• Thirty percent of financial services marketing leaders stated in our survey that creating a customer experience function is their top priority over the next two years
  • The customer experience function represents the customer’s perspective with all customer-facing functions in the organization
  • The five foundational elements of a successful customer experience function are useful insights, aligned strategy, lifecycle mapping, measurement and communication

In our discussions with financial services marketing leaders, one common strategic priority seems to be top of mind – how to best impact customer experience. In fact, in the most recent SiriusDecisions CMO Study, 30 percent of financial services respondents indicated that “creating a customer experience/customer engagement function” is the top-priority organizational change anticipated over the next two years.

Building a best-in-class customer experience function requires alignment with all customer-facing functions in the organization, and the customer experience function serves as the hub. To effectively align the customer experience function’s activities across the larger organization, five foundational elements are essential:

  • Insights. An essential role of the customer experience function is to demonstrate and quantify the customer’s perspective for the organization’s customer-facing functions. Doing this effectively requires a comprehensive strategy for gathering customer insights and efficiently distributing them to the organization. The customer experience function should lead efforts to collect relationship feedback (e.g. Net Promoter Score® [NPS]®, customer loyalty research). In addition to traditional customer insights like NPS and customer engagement, financial services organizations often use other types of customer insight, including social media monitoring, common customer complaints, or engagement levels on research portals or customer portals.

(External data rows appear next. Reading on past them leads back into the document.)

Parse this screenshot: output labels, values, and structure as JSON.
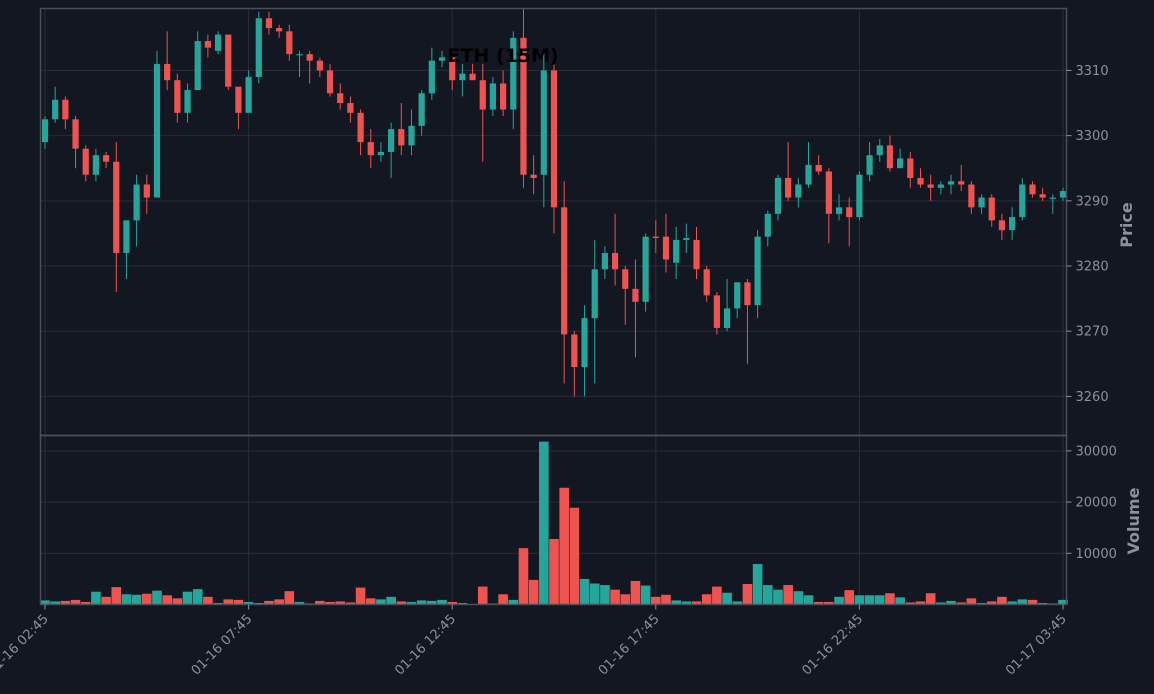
{
  "colors": {
    "background": "#131722",
    "up": "#26a69a",
    "down": "#ef5350",
    "grid": "#2a2e39",
    "frame": "#4b4f5a",
    "text": "#8b909b"
  },
  "chart_data": {
    "type": "candlestick",
    "title": "ETH (15M)",
    "price_label": "Price",
    "volume_label": "Volume",
    "price_ylim": [
      3254,
      3319.5
    ],
    "volume_ylim": [
      0,
      33000
    ],
    "grid": true,
    "price_ticks": [
      3260,
      3270,
      3280,
      3290,
      3300,
      3310
    ],
    "volume_ticks": [
      10000,
      20000,
      30000
    ],
    "x_ticks": [
      {
        "index": 0,
        "label": "01-16 02:45"
      },
      {
        "index": 20,
        "label": "01-16 07:45"
      },
      {
        "index": 40,
        "label": "01-16 12:45"
      },
      {
        "index": 60,
        "label": "01-16 17:45"
      },
      {
        "index": 80,
        "label": "01-16 22:45"
      },
      {
        "index": 100,
        "label": "01-17 03:45"
      }
    ],
    "candles": [
      [
        3299,
        3303,
        3298,
        3302.5,
        800
      ],
      [
        3302.5,
        3307.5,
        3302,
        3305.5,
        600
      ],
      [
        3305.5,
        3306,
        3301,
        3302.5,
        700
      ],
      [
        3302.5,
        3303,
        3295,
        3298,
        900
      ],
      [
        3298,
        3298.5,
        3293,
        3294,
        500
      ],
      [
        3294,
        3298,
        3293,
        3297,
        2500
      ],
      [
        3297,
        3297.5,
        3295,
        3296,
        1500
      ],
      [
        3296,
        3299,
        3276,
        3282,
        3400
      ],
      [
        3282,
        3287,
        3278,
        3287,
        2000
      ],
      [
        3287,
        3294,
        3283,
        3292.5,
        1900
      ],
      [
        3292.5,
        3294,
        3288,
        3290.5,
        2100
      ],
      [
        3290.5,
        3313,
        3290.5,
        3311,
        2700
      ],
      [
        3311,
        3316,
        3307,
        3308.5,
        1800
      ],
      [
        3308.5,
        3309.5,
        3302,
        3303.5,
        1200
      ],
      [
        3303.5,
        3308,
        3302,
        3307,
        2500
      ],
      [
        3307,
        3316,
        3307,
        3314.5,
        3000
      ],
      [
        3314.5,
        3315.5,
        3312,
        3313.5,
        1500
      ],
      [
        3313,
        3316,
        3312.5,
        3315.5,
        300
      ],
      [
        3315.5,
        3315.5,
        3307,
        3307.5,
        1000
      ],
      [
        3307.5,
        3307.5,
        3301,
        3303.5,
        900
      ],
      [
        3303.5,
        3310,
        3303.5,
        3309,
        500
      ],
      [
        3309,
        3319,
        3308,
        3318,
        300
      ],
      [
        3318,
        3319,
        3315.5,
        3316.5,
        700
      ],
      [
        3316.5,
        3317,
        3315,
        3316,
        1000
      ],
      [
        3316,
        3317,
        3311.5,
        3312.5,
        2600
      ],
      [
        3312.5,
        3313,
        3309,
        3312.5,
        500
      ],
      [
        3312.5,
        3313,
        3308,
        3311.5,
        200
      ],
      [
        3311.5,
        3312,
        3309,
        3310,
        700
      ],
      [
        3310,
        3311,
        3306,
        3306.5,
        500
      ],
      [
        3306.5,
        3308,
        3304,
        3305,
        600
      ],
      [
        3305,
        3306,
        3302,
        3303.5,
        400
      ],
      [
        3303.5,
        3304,
        3297,
        3299,
        3300
      ],
      [
        3299,
        3301,
        3295,
        3297,
        1200
      ],
      [
        3297,
        3299,
        3296,
        3297.5,
        1000
      ],
      [
        3297.5,
        3302,
        3293.5,
        3301,
        1500
      ],
      [
        3301,
        3305,
        3297,
        3298.5,
        600
      ],
      [
        3298.5,
        3304,
        3297,
        3301.5,
        500
      ],
      [
        3301.5,
        3307,
        3300,
        3306.5,
        800
      ],
      [
        3306.5,
        3313.5,
        3305.5,
        3311.5,
        700
      ],
      [
        3311.5,
        3313,
        3310.5,
        3312,
        900
      ],
      [
        3312,
        3313,
        3307,
        3308.5,
        500
      ],
      [
        3308.5,
        3311,
        3306,
        3309.5,
        300
      ],
      [
        3309.5,
        3311,
        3308.5,
        3308.5,
        100
      ],
      [
        3308.5,
        3311,
        3296,
        3304,
        3500
      ],
      [
        3304,
        3309,
        3303,
        3308,
        200
      ],
      [
        3308,
        3310,
        3303,
        3304,
        2000
      ],
      [
        3304,
        3316,
        3301,
        3315,
        900
      ],
      [
        3315,
        3319.5,
        3292,
        3294,
        11000
      ],
      [
        3294,
        3297,
        3291,
        3293.5,
        4800
      ],
      [
        3294,
        3313,
        3289,
        3310,
        31800
      ],
      [
        3310,
        3311,
        3285,
        3289,
        12800
      ],
      [
        3289,
        3293,
        3262,
        3269.5,
        22800
      ],
      [
        3269.5,
        3270,
        3260,
        3264.5,
        18900
      ],
      [
        3264.5,
        3274,
        3260,
        3272,
        5000
      ],
      [
        3272,
        3284,
        3262,
        3279.5,
        4100
      ],
      [
        3279.5,
        3283,
        3278,
        3282,
        3800
      ],
      [
        3282,
        3288,
        3277,
        3279.5,
        2900
      ],
      [
        3279.5,
        3280,
        3271,
        3276.5,
        2000
      ],
      [
        3276.5,
        3281,
        3266,
        3274.5,
        4600
      ],
      [
        3274.5,
        3285,
        3273,
        3284.5,
        3700
      ],
      [
        3284.5,
        3287,
        3282,
        3284.3,
        1500
      ],
      [
        3284.5,
        3288,
        3279,
        3281,
        1900
      ],
      [
        3280.5,
        3286,
        3278,
        3284,
        800
      ],
      [
        3284,
        3286.5,
        3282,
        3284.3,
        600
      ],
      [
        3284,
        3286,
        3278,
        3279.5,
        600
      ],
      [
        3279.5,
        3280,
        3274.5,
        3275.5,
        2000
      ],
      [
        3275.5,
        3276,
        3269.5,
        3270.5,
        3500
      ],
      [
        3270.5,
        3278,
        3270,
        3273.5,
        2300
      ],
      [
        3273.5,
        3277.5,
        3272,
        3277.5,
        600
      ],
      [
        3277.5,
        3278,
        3265,
        3274,
        4000
      ],
      [
        3274,
        3285.5,
        3272,
        3284.5,
        7900
      ],
      [
        3284.5,
        3288.5,
        3283,
        3288,
        3800
      ],
      [
        3288,
        3294,
        3287,
        3293.5,
        2900
      ],
      [
        3293.5,
        3299,
        3290,
        3290.5,
        3800
      ],
      [
        3290.5,
        3293.5,
        3289,
        3292.5,
        2600
      ],
      [
        3292.5,
        3299,
        3292,
        3295.5,
        1800
      ],
      [
        3295.5,
        3297,
        3294,
        3294.5,
        500
      ],
      [
        3294.5,
        3295,
        3283.5,
        3288,
        500
      ],
      [
        3288,
        3291,
        3287,
        3289,
        1500
      ],
      [
        3289,
        3290.5,
        3283,
        3287.5,
        2800
      ],
      [
        3287.5,
        3294.5,
        3287,
        3294,
        1800
      ],
      [
        3294,
        3299,
        3293,
        3297,
        1800
      ],
      [
        3297,
        3299.5,
        3296,
        3298.5,
        1800
      ],
      [
        3298.5,
        3300,
        3294.5,
        3295,
        2200
      ],
      [
        3295,
        3298,
        3295,
        3296.5,
        1400
      ],
      [
        3296.5,
        3297.5,
        3292,
        3293.5,
        400
      ],
      [
        3293.5,
        3295,
        3292,
        3292.5,
        600
      ],
      [
        3292.5,
        3294,
        3290,
        3292,
        2200
      ],
      [
        3292,
        3293,
        3291,
        3292.5,
        400
      ],
      [
        3292.5,
        3294,
        3291,
        3293,
        700
      ],
      [
        3293,
        3295.5,
        3291.5,
        3292.5,
        400
      ],
      [
        3292.5,
        3293,
        3288,
        3289,
        1200
      ],
      [
        3289,
        3291,
        3288,
        3290.5,
        300
      ],
      [
        3290.5,
        3291,
        3286,
        3287,
        600
      ],
      [
        3287,
        3288,
        3284,
        3285.5,
        1500
      ],
      [
        3285.5,
        3289,
        3284,
        3287.5,
        600
      ],
      [
        3287.5,
        3293.5,
        3287,
        3292.5,
        1000
      ],
      [
        3292.5,
        3293,
        3290.5,
        3291,
        900
      ],
      [
        3291,
        3292,
        3290,
        3290.5,
        300
      ],
      [
        3290.5,
        3291,
        3288,
        3290.5,
        200
      ],
      [
        3290.5,
        3292,
        3290,
        3291.5,
        900
      ]
    ]
  }
}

  • Strategy. Customer experience strategy must be developed in collaboration with every function that delivers some part of customer experience (e.g. sales, marketing, product, service, support). The strategy should outline what happens in the customer lifecycle and whose role it is to deliver it. Organizations with a relationship-driven sales function (e.g. investment banking, wealth management, commercial banking) often leave the customer experience strategy to the sales function, as clients tend to prefer interacting with a person they have established a relationship with. In this case, the customer experience function must develop a cohesive strategy and mechanisms to measure organizational compliance.

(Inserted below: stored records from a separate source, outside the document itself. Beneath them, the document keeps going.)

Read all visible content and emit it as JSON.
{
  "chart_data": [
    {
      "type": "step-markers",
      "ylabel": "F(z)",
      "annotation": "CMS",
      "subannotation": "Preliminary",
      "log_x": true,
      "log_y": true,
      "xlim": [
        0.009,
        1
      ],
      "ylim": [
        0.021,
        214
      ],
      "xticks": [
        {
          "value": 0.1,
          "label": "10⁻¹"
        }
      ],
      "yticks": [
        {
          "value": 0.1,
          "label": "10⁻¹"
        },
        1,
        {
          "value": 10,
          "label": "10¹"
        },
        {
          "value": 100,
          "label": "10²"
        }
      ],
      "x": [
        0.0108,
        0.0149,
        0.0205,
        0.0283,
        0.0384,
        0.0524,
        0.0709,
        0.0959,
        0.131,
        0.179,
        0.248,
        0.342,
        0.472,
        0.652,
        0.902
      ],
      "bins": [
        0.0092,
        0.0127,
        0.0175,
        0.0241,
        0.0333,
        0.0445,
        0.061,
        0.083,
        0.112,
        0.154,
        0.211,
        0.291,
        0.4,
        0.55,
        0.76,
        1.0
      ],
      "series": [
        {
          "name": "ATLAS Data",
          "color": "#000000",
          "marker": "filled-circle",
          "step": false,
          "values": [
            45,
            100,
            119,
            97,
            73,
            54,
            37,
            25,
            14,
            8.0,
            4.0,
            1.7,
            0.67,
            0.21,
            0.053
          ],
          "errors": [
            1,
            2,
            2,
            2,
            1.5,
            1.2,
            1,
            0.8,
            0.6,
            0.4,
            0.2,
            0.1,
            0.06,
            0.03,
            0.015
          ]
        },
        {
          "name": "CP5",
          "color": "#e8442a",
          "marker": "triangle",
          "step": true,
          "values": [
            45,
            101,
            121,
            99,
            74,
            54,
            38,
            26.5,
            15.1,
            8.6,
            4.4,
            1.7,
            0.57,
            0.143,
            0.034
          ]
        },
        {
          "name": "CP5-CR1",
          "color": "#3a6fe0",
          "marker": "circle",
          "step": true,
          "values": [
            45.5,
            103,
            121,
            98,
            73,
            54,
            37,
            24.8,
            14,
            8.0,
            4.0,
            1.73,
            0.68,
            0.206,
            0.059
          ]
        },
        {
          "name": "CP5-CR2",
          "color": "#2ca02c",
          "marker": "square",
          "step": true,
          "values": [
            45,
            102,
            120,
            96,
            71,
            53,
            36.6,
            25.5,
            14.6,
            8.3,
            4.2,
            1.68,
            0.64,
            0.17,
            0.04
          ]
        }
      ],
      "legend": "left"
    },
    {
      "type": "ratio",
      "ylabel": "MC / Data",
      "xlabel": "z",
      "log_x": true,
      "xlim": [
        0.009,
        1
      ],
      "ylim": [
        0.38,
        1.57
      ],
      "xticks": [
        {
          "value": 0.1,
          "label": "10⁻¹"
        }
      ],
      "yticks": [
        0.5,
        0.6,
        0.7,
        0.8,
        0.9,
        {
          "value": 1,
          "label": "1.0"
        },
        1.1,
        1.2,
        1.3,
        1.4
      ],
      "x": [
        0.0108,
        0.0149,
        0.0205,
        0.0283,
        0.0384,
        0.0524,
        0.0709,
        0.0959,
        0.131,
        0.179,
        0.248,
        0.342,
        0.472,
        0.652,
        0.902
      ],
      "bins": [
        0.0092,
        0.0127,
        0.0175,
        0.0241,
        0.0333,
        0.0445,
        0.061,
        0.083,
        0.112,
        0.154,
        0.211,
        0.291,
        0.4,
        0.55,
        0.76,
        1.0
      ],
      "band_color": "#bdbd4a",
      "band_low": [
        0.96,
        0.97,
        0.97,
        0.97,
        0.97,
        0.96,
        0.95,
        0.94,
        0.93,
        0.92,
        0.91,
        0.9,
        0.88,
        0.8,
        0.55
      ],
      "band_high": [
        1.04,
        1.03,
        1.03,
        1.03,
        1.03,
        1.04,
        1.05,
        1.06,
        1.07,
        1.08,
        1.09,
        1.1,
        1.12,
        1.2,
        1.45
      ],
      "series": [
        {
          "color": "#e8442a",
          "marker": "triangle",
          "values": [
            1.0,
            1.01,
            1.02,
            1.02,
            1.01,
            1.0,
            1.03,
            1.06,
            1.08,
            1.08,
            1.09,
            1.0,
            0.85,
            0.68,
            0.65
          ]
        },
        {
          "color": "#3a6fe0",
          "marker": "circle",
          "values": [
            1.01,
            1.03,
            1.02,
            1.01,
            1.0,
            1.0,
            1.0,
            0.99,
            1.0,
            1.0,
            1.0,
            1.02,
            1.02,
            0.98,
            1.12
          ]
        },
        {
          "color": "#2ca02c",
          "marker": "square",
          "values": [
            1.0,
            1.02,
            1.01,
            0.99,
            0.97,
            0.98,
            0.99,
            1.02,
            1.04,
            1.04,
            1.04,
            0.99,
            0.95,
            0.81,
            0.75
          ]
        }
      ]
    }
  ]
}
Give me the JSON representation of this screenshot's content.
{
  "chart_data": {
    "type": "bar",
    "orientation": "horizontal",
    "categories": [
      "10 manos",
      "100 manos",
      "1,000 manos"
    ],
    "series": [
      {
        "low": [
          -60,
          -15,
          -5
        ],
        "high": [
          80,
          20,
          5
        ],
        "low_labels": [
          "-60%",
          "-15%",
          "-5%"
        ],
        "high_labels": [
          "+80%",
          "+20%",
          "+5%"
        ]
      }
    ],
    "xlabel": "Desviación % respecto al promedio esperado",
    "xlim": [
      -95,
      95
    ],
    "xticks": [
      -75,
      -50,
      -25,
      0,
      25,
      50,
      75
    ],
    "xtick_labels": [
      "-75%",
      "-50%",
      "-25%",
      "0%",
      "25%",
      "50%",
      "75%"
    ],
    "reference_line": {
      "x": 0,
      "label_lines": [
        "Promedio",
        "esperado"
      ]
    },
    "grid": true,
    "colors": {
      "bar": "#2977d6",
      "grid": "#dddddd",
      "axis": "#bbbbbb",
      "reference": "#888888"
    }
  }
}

  • Lifecycle mapping. Coordination keeps strategy on track, and customer lifecycle mapping is one of the best ways to accomplish it. Mapping helps to inventory and visualize what happens (or needs to happen) during the customer lifecycle.

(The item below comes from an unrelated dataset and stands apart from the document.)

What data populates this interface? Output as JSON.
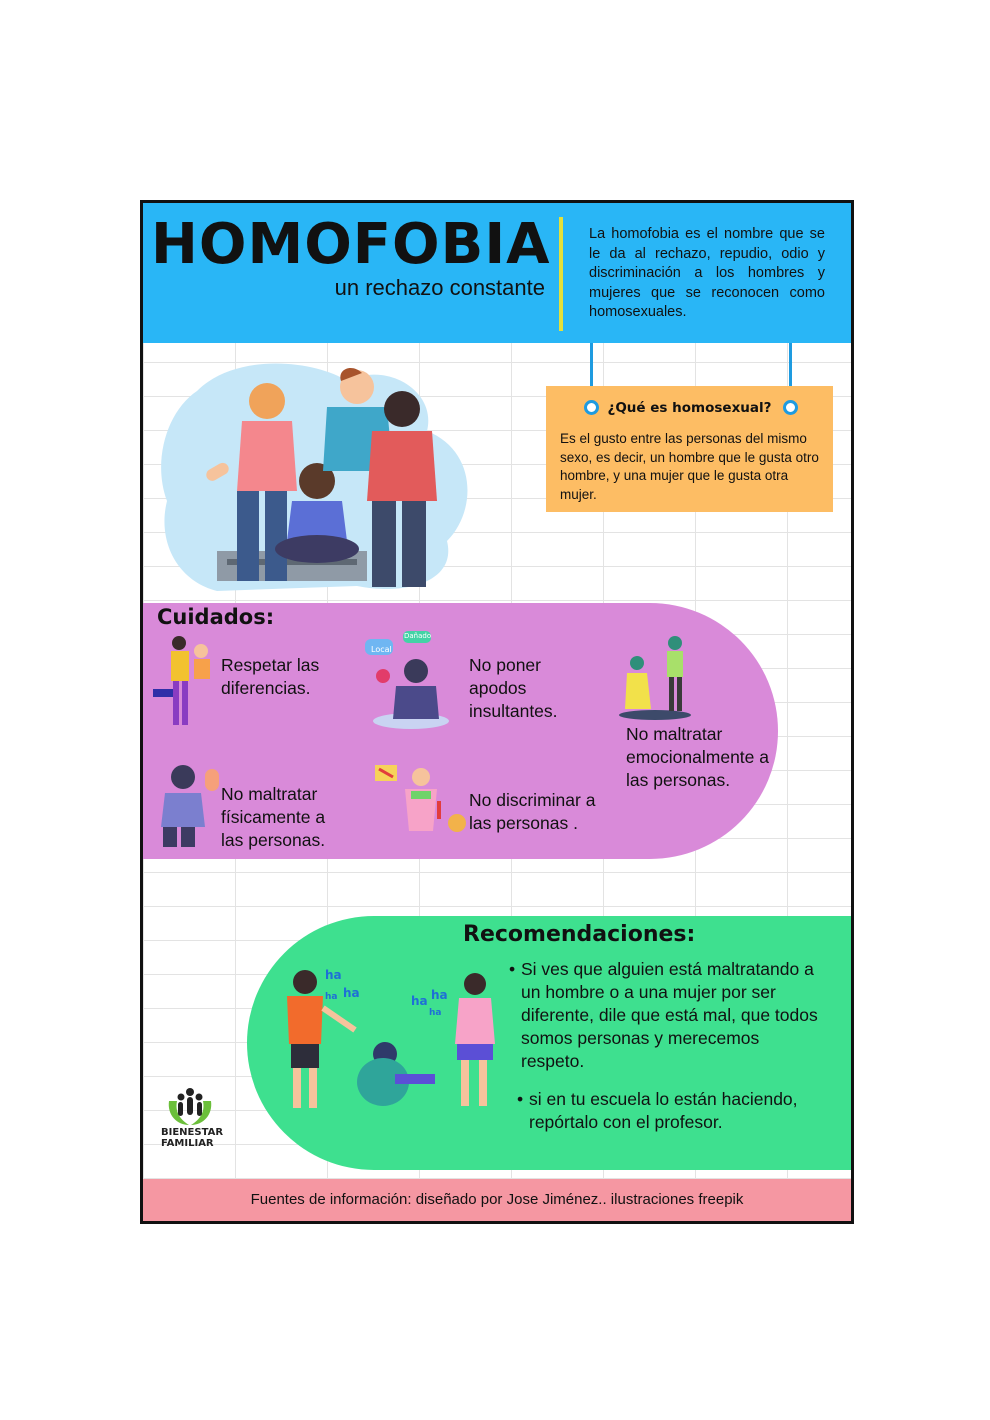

  • Measurement. Measurement provides visibility into performance and issues relating to customer experience and tracks the long-term impact of experience investments. Experience metrics tend to be key performance indicators that reflect the efforts of multiple functions (e.g. loyalty, retention, customer lifetime value). The experience team should be a neutral observer of these higher-level outcomes and objectively evaluate their causes.
  • Communication. Communication is a key element of customer experience success and should be embedded in many aspects of the customer experience foundation. Internal communication informs the organization about what’s happening in terms of insights, strategy and measurements. The customer experience function should define the communication policy in a service-level agreement with risk and compliance, monitor compliance and establish oversight procedures.